Ich rede sehr wenig, mangels Kontakten (d.h. anderes Problem als bei dir), und verwechsle oft inhaltlich Wörter, sage z.B. Zug statt Bus oder gestern statt morgen. Da denke ich mir oft, ich verblöde. Verstehe also deine Sorge.

29.01.2021 13:18 • x 1 #3


Ich lasse manchmal wenn ich nervös bin beim Sprechen Buchstaben aus. Anstatt "Buchstabe" könnte bei mir dann zum Beispiel dann "Uchstabe" rauskommen! Sehr blöd, leider.

08.02.2021 18:20 • #4


Ich habe ein ähnliches Problem. Ich nutze falsche Artikel und habe Probleme, meine Sätze richtig zu beenden (ich bin mit beim Sprechen nicht mehr bewusst darüber, wie ich den Satz angefangen habe / was ich eigentlich sagen will / wie die richtige formulierung lautet / wie das Sprichwort richtig heißt. Komisch. Vielleicht liegt es am gelegentlichen Canna. in meinen späten Jugend und frühen Zwanzigern.
Ich bin jetzt 29, Bachelor vor 2 Jahren abgeschlossen, bin Teamleiter in einem Industrieunternehmen und mache gerade meinen Master. Sooo schlimm scheint es also nicht zu sein, wenn die mich trotzdem befördern.

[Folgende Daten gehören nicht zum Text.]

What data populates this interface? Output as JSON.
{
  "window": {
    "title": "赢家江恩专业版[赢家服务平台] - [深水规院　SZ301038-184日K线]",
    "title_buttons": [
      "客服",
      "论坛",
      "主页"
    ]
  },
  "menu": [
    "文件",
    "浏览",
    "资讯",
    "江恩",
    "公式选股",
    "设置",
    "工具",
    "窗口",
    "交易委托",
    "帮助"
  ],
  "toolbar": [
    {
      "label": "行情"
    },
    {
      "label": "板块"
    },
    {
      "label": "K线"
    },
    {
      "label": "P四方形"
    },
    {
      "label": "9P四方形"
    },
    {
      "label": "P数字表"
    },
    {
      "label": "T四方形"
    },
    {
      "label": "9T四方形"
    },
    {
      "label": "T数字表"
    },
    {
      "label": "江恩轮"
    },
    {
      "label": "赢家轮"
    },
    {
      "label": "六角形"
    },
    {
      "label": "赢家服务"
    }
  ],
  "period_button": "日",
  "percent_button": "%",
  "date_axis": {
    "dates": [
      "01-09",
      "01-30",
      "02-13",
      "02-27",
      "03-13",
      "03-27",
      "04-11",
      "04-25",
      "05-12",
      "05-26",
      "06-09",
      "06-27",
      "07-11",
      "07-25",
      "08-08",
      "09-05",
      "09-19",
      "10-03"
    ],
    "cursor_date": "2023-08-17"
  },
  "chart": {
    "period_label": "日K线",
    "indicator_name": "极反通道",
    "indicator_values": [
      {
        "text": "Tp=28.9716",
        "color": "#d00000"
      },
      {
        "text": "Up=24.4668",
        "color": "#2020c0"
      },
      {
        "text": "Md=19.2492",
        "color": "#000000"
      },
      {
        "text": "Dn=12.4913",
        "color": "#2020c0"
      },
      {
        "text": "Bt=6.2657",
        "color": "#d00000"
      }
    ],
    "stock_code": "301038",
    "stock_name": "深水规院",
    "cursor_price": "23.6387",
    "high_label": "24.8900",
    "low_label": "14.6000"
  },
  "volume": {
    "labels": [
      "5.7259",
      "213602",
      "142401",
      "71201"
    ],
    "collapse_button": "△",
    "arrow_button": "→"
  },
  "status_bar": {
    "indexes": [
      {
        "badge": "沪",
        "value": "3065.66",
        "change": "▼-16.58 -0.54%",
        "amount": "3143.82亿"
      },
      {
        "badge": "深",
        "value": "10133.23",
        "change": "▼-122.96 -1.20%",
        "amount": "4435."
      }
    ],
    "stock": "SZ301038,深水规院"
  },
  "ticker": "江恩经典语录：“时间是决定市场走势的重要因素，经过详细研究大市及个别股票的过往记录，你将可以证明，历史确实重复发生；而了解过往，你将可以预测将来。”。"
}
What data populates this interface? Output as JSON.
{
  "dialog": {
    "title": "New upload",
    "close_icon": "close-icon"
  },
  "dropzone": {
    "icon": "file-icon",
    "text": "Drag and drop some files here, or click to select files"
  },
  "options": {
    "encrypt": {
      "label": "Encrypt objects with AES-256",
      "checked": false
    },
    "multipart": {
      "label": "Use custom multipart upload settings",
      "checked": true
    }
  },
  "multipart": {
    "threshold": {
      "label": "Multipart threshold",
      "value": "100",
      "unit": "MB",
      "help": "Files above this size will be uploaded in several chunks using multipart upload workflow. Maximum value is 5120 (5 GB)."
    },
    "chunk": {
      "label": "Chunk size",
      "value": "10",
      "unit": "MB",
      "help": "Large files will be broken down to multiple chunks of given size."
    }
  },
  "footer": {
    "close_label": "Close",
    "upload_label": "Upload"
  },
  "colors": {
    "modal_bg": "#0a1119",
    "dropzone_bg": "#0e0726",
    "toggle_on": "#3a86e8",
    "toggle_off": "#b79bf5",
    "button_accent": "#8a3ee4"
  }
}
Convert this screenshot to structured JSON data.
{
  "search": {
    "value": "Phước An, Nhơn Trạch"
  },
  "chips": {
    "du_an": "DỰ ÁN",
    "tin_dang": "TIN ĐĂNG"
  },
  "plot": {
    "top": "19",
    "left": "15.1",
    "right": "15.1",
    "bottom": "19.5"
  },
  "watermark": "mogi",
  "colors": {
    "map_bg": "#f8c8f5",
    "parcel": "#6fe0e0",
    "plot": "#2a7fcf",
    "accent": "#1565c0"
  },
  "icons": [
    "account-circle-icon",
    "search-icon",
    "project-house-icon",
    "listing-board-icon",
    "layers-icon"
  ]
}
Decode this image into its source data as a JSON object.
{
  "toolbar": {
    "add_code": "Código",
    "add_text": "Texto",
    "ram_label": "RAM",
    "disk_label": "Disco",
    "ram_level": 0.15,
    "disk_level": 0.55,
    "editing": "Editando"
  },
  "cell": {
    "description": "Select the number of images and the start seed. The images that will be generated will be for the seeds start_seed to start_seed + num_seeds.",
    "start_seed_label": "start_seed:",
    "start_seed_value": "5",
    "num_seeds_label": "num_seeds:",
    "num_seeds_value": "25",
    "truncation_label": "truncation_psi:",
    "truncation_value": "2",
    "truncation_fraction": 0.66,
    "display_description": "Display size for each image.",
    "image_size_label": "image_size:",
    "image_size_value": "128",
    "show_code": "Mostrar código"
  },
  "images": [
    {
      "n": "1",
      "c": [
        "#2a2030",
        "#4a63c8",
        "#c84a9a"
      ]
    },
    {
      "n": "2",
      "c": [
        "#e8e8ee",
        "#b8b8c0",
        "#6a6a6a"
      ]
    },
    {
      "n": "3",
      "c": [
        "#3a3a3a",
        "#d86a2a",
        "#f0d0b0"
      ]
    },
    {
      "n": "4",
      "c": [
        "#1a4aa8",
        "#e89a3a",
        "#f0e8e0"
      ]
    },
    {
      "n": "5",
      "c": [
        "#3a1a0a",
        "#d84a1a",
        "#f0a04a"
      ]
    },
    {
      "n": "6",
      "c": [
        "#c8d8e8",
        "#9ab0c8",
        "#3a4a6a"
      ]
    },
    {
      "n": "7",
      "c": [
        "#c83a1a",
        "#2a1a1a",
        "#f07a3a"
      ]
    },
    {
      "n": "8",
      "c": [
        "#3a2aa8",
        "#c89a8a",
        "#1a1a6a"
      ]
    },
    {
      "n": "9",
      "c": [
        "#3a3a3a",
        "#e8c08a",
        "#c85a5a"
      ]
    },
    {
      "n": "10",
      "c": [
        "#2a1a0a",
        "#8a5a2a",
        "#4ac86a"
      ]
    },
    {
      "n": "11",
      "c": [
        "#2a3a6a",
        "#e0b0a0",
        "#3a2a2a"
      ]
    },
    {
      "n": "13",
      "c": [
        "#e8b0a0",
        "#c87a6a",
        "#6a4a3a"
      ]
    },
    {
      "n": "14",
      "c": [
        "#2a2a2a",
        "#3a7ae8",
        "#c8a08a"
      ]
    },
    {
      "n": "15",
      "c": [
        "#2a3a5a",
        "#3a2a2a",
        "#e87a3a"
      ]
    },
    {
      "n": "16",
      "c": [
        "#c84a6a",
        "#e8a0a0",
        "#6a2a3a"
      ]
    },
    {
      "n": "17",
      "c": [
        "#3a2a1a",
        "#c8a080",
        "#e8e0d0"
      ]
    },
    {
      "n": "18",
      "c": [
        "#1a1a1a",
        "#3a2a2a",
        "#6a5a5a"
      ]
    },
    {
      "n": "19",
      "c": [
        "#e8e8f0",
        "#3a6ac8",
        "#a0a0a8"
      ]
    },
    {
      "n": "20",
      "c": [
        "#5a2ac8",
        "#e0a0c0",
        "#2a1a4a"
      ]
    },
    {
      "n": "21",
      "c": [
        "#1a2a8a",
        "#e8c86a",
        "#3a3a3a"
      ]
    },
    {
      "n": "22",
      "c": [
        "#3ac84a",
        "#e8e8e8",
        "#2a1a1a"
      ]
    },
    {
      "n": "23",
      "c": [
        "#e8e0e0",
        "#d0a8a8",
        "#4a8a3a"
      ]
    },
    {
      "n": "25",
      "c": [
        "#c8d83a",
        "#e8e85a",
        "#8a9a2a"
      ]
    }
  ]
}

Wenn meine Freundin mit mir spricht, antworte ich manchmal und vergesse dann meine Antwort und was sie gesagt hat. Sie meint, ich sollte mal zum Arzt deswegen. Ich vermute nicht, dass es Demenz oder so ist, sondern eine Konzentrationsschwäche, weil ich mit den Gedanken einfach woanders bin. Ich bin vermutlich so zerstreut, weil es überall Ablenkung gibt. PC, Arbeit, Smartphone, Internet, Fernseher,.. überall prasseln Informationen auf mich ein, oft zeitgleich. Blöd nur, dass mein Gehirn meiner Freundin im Autopilot-Modus antwortet, weil es davon ausgeht, dass es nicht wichtig ist, wie meine Antwort ausfällt... ich bin unkonzentriert, nicht aufmerksam.

31.03.2021 15:57 • x 1 #5


domi89
Ja ich vergesse auch sehr oft was ich einen Augenblick vorher noch gesagt habe. Meine Freundin fragt manchmal nach was ich gesagt habe und da habe ich es schon wieder vergessen.